I wish I had asked more questions. No, not about personal stuff or secrets, but about historical stuff. My grandmother witnessed women's getting the vote. I wish I had asked her about that. I wish I had asked her about the Depression, when she had the only job in the family. I wish I had asked more about the realities of living in a small midwestern town. I DID start to ask her these things, but then it was too late.
I know your grandmother is probably much younger than that. But she likely straddles one of the most significant divides in history, that of the digital revolution. It is really interesting to see how society has changed and is still changing in response to this revolution. Ask her about it - and don't accept superficial answers like "we all had to use a rotary dial on a telephone, ha-ha." Get deeper.

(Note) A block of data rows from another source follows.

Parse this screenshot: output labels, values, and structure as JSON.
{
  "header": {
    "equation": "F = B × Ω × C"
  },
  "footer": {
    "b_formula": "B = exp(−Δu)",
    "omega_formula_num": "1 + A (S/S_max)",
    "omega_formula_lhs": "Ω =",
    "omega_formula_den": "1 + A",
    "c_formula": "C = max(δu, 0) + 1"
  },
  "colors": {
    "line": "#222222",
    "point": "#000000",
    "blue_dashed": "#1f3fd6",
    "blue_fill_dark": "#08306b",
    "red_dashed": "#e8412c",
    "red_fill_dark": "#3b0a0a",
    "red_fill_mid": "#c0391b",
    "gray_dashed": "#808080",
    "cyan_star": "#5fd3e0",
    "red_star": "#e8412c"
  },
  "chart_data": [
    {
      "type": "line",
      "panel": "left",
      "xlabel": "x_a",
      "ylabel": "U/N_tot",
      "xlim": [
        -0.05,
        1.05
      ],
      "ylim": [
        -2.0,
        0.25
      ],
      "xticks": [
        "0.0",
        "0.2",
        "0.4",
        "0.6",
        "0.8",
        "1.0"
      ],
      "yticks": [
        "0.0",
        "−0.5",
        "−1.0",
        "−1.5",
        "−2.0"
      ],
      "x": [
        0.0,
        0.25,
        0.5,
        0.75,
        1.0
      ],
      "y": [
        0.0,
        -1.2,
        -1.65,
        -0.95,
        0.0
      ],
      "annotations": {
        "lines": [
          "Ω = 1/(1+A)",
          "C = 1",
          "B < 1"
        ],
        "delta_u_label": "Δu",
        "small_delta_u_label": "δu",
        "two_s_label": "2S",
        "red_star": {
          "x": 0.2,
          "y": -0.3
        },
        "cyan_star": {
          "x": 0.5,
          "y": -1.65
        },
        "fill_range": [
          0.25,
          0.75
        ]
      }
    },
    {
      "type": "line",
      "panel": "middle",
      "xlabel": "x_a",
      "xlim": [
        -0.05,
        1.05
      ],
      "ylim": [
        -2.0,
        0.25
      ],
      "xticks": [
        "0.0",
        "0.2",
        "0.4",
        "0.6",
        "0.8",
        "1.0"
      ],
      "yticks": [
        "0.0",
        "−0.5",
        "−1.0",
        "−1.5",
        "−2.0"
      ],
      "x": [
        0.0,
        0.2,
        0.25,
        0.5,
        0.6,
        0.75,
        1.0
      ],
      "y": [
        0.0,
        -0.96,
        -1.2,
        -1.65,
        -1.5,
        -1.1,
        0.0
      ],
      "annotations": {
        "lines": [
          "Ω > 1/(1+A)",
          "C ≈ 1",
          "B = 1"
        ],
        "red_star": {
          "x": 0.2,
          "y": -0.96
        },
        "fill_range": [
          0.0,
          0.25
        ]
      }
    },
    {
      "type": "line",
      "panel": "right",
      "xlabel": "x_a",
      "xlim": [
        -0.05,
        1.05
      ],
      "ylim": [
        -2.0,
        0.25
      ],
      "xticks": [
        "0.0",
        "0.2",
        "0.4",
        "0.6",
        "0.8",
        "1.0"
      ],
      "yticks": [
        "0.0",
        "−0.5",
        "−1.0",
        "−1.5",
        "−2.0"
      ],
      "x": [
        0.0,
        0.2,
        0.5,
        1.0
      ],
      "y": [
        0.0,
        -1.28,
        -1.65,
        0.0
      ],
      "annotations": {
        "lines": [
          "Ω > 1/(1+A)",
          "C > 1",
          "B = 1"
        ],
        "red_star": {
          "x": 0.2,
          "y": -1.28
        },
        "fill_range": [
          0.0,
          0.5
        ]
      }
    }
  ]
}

Ask her if she read girls' fiction and what the subjects were. (I remember reading many a teen girl book where the general emphasis was to have true girlfriends, and yes, boyfriends, but not "serious." (Honestly it took me DECADES before I realized what "serious" was a code word for, lol!) Ask her if and when she and her friends began to color their hair and what constituted female attractiveness. Did girls spend money getting their nails done? Did messages change about what the trajectory of one's life should be (remember, she probably straddled the women's movement as well.) How were her relationships with *her* grandparents? Were they alive?
Asking these questions and others you will think of - and you will find it harder to get serious answers than you would think - will make you ask questions about your own that will really make your life and environment more interesting. I wish I had done more of that.